Warehouse clubs: These are megastores that sell everything from 10-gallon containers of vegetable oil to high-end wines.
You should join if: You're looking for regular bargain on anything from bulk groceries, to tires, to computers. For those who can't use those giant-sized food packages the stores are famous for, these stores offer great discounts on tires, home appliances, home insurance, prescriptions, and many other things that might make it worth your while.
- Costco: With 452 stores in 36 states, six countries, this is the biggest warehouse club in total sales. The standard membership costs $45. www.costco.com.
- Sam's Club: This is a division of Wal-Mart. They have nearly 540 stores in 48 states. The standard membership costs $35. www.samsclub.com.
- BJ's Wholesale club: With only 154 stores, mostly in the Northeast, this is the smallest of the three major discount clubs. They have a larger focus on food, however, compared to Costco or Sam's Club. Standard membership is $40. www.bjs.com.
Frequent flier and Hotel Loyalty Plans:
You should join if: You travel a lot or if you have frequent or long stays at the same hotel chain. Both programs are free. To maximize your value, you should consider getting a credit card that earns you additional points for a particular airline. Many hotel-loyalty plans also let you earn either hotel points or airline miles.
Options: Most every airline and major hotel chain has a plan. You can go to www.webflyer.com to find information and enrollment forms for 37 frequent-flier programs and 15 hotel-loyalty plans.
You should join if: You drive and don't already have emergency roadside assistance through your auto insurance plan or car warranty. Even then, you might want to get third-party coverage. Drivers got quicker service from independent providers than from manufacturer-sponsored plans, according to a 2000 study by J.D. Power and Associates.
- AAA: The American Automobile Association has more than 47 million members and in 2004 responded to 29 million roadside-service calls. AAA members receive free maps and travel planning as well as discounts on everything from home insurance to movie tickets. Annual fees vary by region. www.aaa.com.
- BWC: Better World Club was formed in 1996. They consider themselves an environmentally friendly alternative to AAA. Its reach of service is comparable to AAA, and it donates 1 percent of its revenues to environmental and advocacy charities. Members also receive discounts on hybrid-car purchase and rentals. Memberships start at $54 and a $10 joining fee. www.betterworldclub.com
Online DVD clubs
You should join if: You rent more than 52 DVDs a year; you're often late returning rentals; or you have trouble finding the movies you want at the local store.
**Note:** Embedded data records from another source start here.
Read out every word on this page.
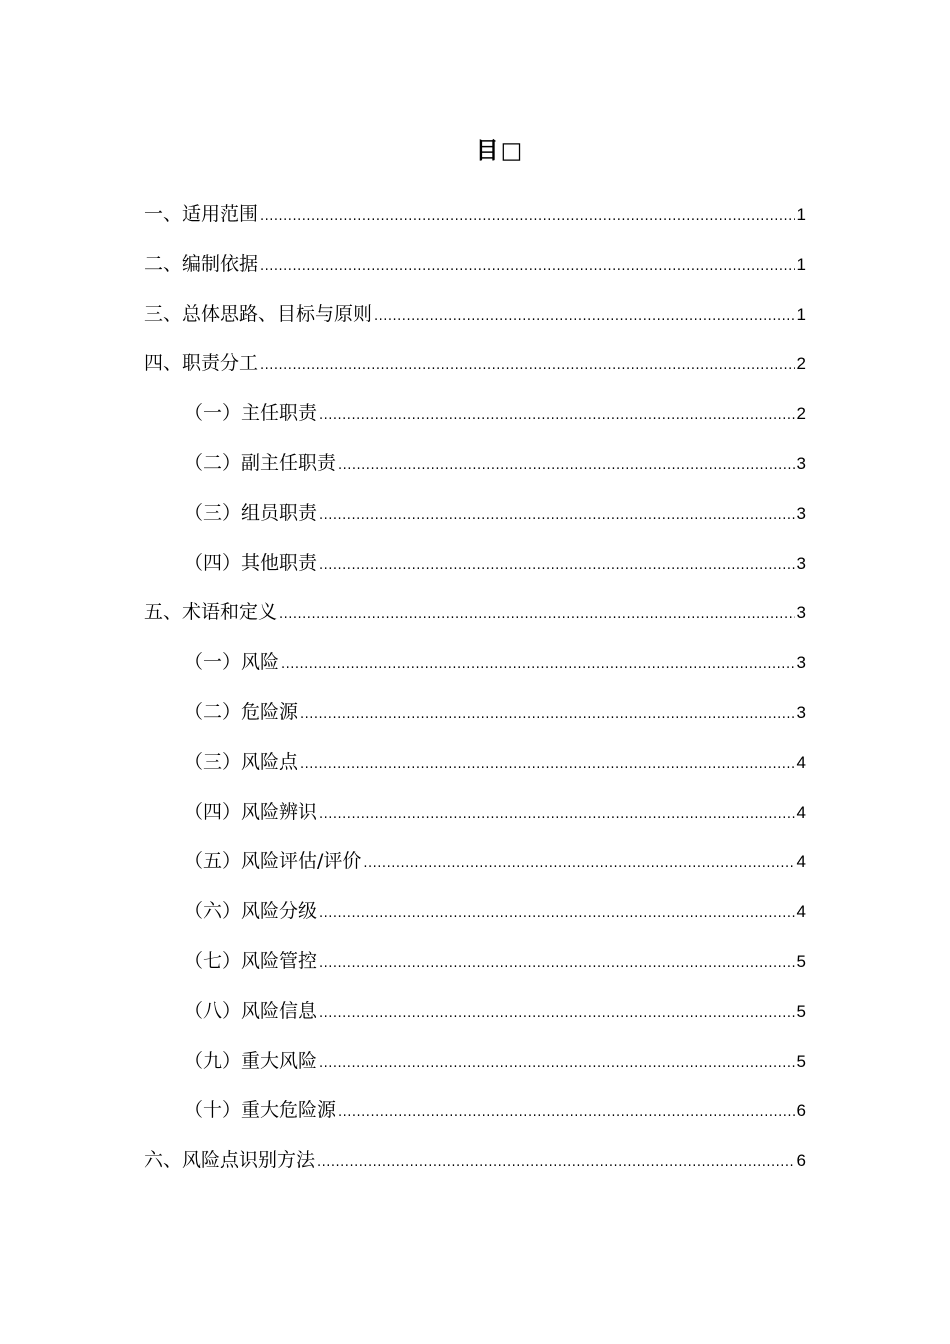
目□
一、适用范围 .....	1
二、编制依据 .....	1
三、总体思路、目标与原则 .....	1
四、职责分工 .....	2
（一）主任职责 .....	2
（二）副主任职责 .....	3
（三）组员职责 .....	3
（四）其他职责 .....	3
五、术语和定义 .....	3
（一）风险 .....	3
（二）危险源 .....	3
（三）风险点 .....	4
（四）风险辨识 .....	4
（五）风险评估/评价 .....	4
（六）风险分级 .....	4
（七）风险管控 .....	5
（八）风险信息 .....	5
（九）重大风险 .....	5
（十）重大危险源 .....	6
六、风险点识别方法 .....	6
You make your selections online and the service mails your DVDs. You simply return via mail using the postage-paid envelopes.
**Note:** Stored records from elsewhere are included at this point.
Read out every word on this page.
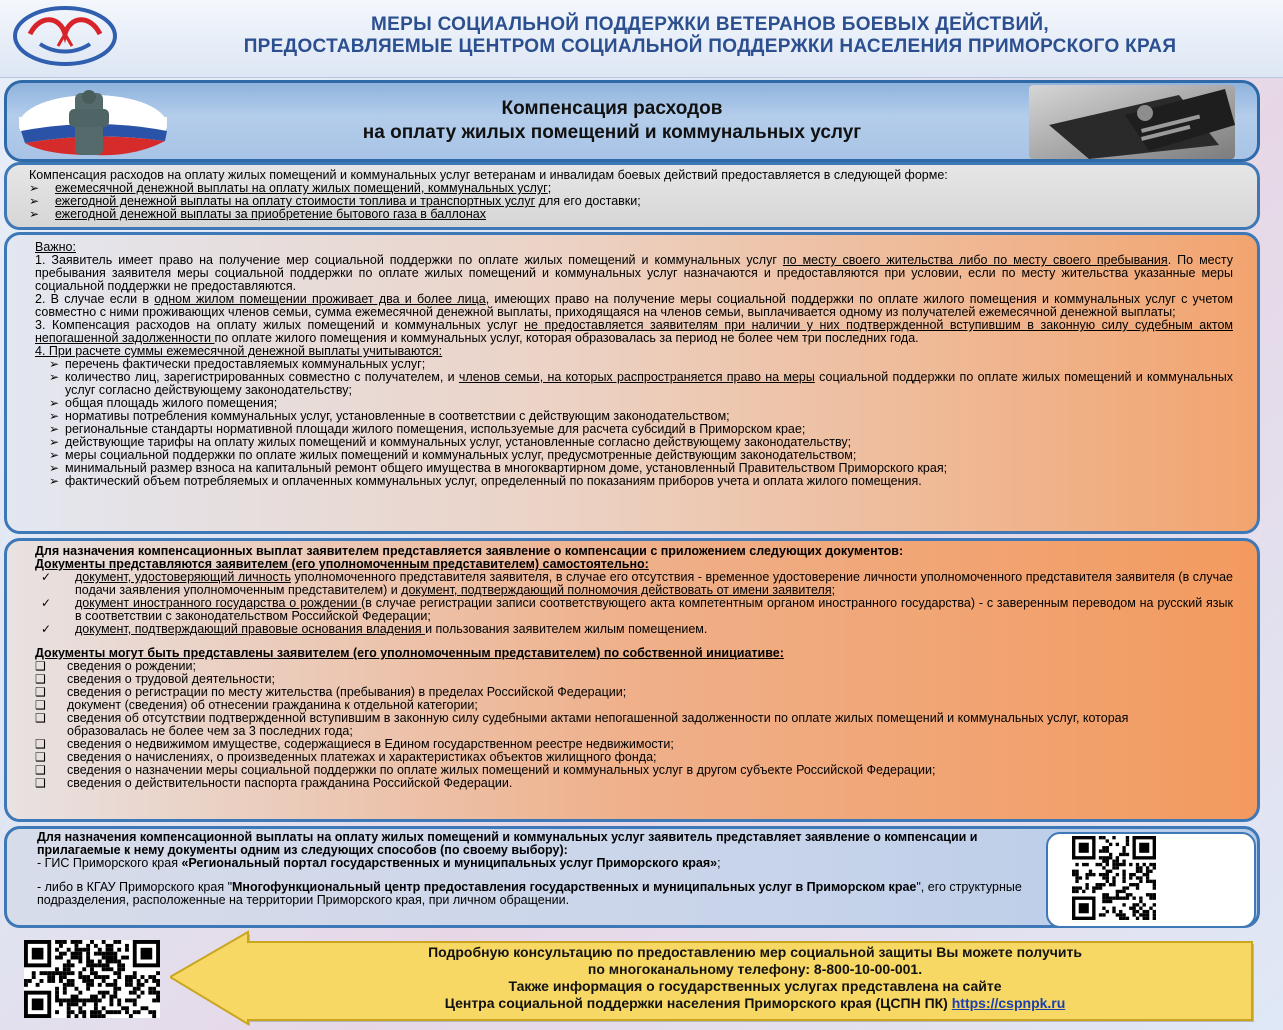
МЕРЫ СОЦИАЛЬНОЙ ПОДДЕРЖКИ ВЕТЕРАНОВ БОЕВЫХ ДЕЙСТВИЙ,
ПРЕДОСТАВЛЯЕМЫЕ ЦЕНТРОМ СОЦИАЛЬНОЙ ПОДДЕРЖКИ НАСЕЛЕНИЯ ПРИМОРСКОГО КРАЯ
Компенсация расходов
на оплату жилых помещений и коммунальных услуг

Компенсация расходов на оплату жилых помещений и коммунальных услуг ветеранам и инвалидам боевых действий предоставляется в следующей форме:

➢	ежемесячной денежной выплаты на оплату жилых помещений, коммунальных услуг;
➢	ежегодной денежной выплаты на оплату стоимости топлива и транспортных услуг для его доставки;
➢	ежегодной денежной выплаты за приобретение бытового газа в баллонах

Важно:

1. Заявитель имеет право на получение мер социальной поддержки по оплате жилых помещений и коммунальных услуг по месту своего жительства либо по месту своего пребывания. По месту пребывания заявителя меры социальной поддержки по оплате жилых помещений и коммунальных услуг назначаются и предоставляются при условии, если по месту жительства указанные меры социальной поддержки не предоставляются.

2. В случае если в одном жилом помещении проживает два и более лица, имеющих право на получение меры социальной поддержки по оплате жилого помещения и коммунальных услуг с учетом совместно с ними проживающих членов семьи, сумма ежемесячной денежной выплаты, приходящаяся на членов семьи, выплачивается одному из получателей ежемесячной денежной выплаты;

3. Компенсация расходов на оплату жилых помещений и коммунальных услуг не предоставляется заявителям при наличии у них подтвержденной вступившим в законную силу судебным актом непогашенной задолженности по оплате жилого помещения и коммунальных услуг, которая образовалась за период не более чем три последних года.

4. При расчете суммы ежемесячной денежной выплаты учитываются:

➢ перечень фактически предоставляемых коммунальных услуг;
➢ количество лиц, зарегистрированных совместно с получателем, и членов семьи, на которых распространяется право на меры социальной поддержки по оплате жилых помещений и коммунальных услуг согласно действующему законодательству;
➢ общая площадь жилого помещения;
➢ нормативы потребления коммунальных услуг, установленные в соответствии с действующим законодательством;
➢ региональные стандарты нормативной площади жилого помещения, используемые для расчета субсидий в Приморском крае;
➢ действующие тарифы на оплату жилых помещений и коммунальных услуг, установленные согласно действующему законодательству;
➢ меры социальной поддержки по оплате жилых помещений и коммунальных услуг, предусмотренные действующим законодательством;
➢ минимальный размер взноса на капитальный ремонт общего имущества в многоквартирном доме, установленный Правительством Приморского края;
➢ фактический объем потребляемых и оплаченных коммунальных услуг, определенный по показаниям приборов учета и оплата жилого помещения.

Для назначения компенсационных выплат заявителем представляется заявление о компенсации с приложением следующих документов:

Документы представляются заявителем (его уполномоченным представителем) самостоятельно:

✓	документ, удостоверяющий личность уполномоченного представителя заявителя, в случае его отсутствия - временное удостоверение личности уполномоченного представителя заявителя (в случае подачи заявления уполномоченным представителем) и документ, подтверждающий полномочия действовать от имени заявителя;
✓	документ иностранного государства о рождении (в случае регистрации записи соответствующего акта компетентным органом иностранного государства) - с заверенным переводом на русский язык в соответствии с законодательством Российской Федерации;
✓	документ, подтверждающий правовые основания владения и пользования заявителем жилым помещением.

Документы могут быть представлены заявителем (его уполномоченным представителем) по собственной инициативе:

❑	сведения о рождении;
❑	сведения о трудовой деятельности;
❑	сведения о регистрации по месту жительства (пребывания) в пределах Российской Федерации;
❑	документ (сведения) об отнесении гражданина к отдельной категории;
❑	сведения об отсутствии подтвержденной вступившим в законную силу судебными актами непогашенной задолженности по оплате жилых помещений и коммунальных услуг, которая образовалась не более чем за 3 последних года;
❑	сведения о недвижимом имуществе, содержащиеся в Едином государственном реестре недвижимости;
❑	сведения о начислениях, о произведенных платежах и характеристиках объектов жилищного фонда;
❑	сведения о назначении меры социальной поддержки по оплате жилых помещений и коммунальных услуг в другом субъекте Российской Федерации;
❑	сведения о действительности паспорта гражданина Российской Федерации.

Для назначения компенсационной выплаты на оплату жилых помещений и коммунальных услуг заявитель представляет заявление о компенсации и прилагаемые к нему документы одним из следующих способов (по своему выбору):

- ГИС Приморского края «Региональный портал государственных и муниципальных услуг Приморского края»;

- либо в КГАУ Приморского края "Многофункциональный центр предоставления государственных и муниципальных услуг в Приморском крае", его структурные подразделения, расположенные на территории Приморского края, при личном обращении.

Подробную консультацию по предоставлению мер социальной защиты Вы можете получить
по многоканальному телефону: 8-800-10-00-001.
Также информация о государственных услугах представлена на сайте
Центра социальной поддержки населения Приморского края (ЦСПН ПК) https://cspnpk.ru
- Netflix is one of the most popular DVD clubs. It's the least expensive. A fee of $10 a month lets you rent one DVD at a time and keep it as long as you like. For $15 a month, you get unlimited two-at-a-time rentals. Real Simple believes though that you really need to rent 40, 50, 60 or even 72 DVDs for these memberships to be cost effective. www.netflix.com.
- Blockbuster Online is another option. You pay $15 a month. To be cost effective, you need to rent at least 60 DVDs a year for it to be cost-effective. Blockbuster Online allows you to rent three movies at a time and keep them as long as you like. www.blockbuster.com.
Museums, Zoos, And Aquariums
You should join if: Your family likes going to a particular museum, zoo, or aquarium. Family memberships generally cost an average of $100 and pay for themselves usually within four visits. Memberships usually come with a handful of other benefits: Discounts on museum-store purchases and children's programs, guest passes, invitations to special lectures or events, as well as advance purchase for special events or exhibits, and a members-only entrance — so no more waiting in those long lines. Many of these memberships are often partially tax deductible.
Options: Contact your local zoo, museum or aquarium.